The AIM-traded firm said the study was the first of two preclinical safety studies of its lead XF-73 dermal formulation, carried out as part of a non-clinical evaluation agreement with the National Institute of Allergy and Infectious Diseases (NIAID) - part of the US National Institutes of Health.
It said the study met its objectives, and generated positive data which would “clear the path” for its progression into the second and final clinically‑enabling regulatory safety study.
Both studies were being conducted through NIAID's suite of preclinical services.

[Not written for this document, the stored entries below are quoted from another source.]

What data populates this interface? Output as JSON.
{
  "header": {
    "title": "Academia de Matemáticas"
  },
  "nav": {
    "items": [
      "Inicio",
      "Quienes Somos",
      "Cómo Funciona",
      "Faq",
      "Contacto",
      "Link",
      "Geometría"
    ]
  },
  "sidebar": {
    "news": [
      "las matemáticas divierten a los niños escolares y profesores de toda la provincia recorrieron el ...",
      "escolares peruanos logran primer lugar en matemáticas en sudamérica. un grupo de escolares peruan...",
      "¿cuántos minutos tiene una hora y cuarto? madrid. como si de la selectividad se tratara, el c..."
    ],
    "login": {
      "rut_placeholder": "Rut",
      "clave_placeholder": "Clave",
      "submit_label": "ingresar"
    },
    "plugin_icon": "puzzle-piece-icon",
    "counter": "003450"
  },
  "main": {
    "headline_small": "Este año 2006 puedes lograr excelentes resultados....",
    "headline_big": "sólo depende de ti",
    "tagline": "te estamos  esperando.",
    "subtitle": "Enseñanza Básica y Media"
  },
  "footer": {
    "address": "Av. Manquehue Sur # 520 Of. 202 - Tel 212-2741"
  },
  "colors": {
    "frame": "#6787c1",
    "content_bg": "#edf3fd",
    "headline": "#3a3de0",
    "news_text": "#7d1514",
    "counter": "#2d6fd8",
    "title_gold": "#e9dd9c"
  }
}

Destiny said it was developing the novel dermal formulation of XF-73 for the prevention of infections associated with open wounds and broken skin, including diabetic foot ulcers.
The company said it would continue to work with NIAID to complete the preclinical safety package, to support the future clinical development of XF-73 dermal in serious wound infections.
Destiny said the study was expected to be completed in 2022.
“We are very pleased with the encouraging data from our novel XF-73 dermal formulation which is aimed at meeting a clear clinical need in a large market where peak product sales could reach half a billion US dollars,” said chief executive officer Neil Clark.
“This programme is well placed to deliver a second clinical candidate from our XF platform following the excellent phase 2 clinical results generated for the XF-73 nasal gel for the prevention of post-surgical infections caused by staphylococcal aureus.”
At 1338 GMT, shares in Destiny Pharma were down 0.58% at 86p.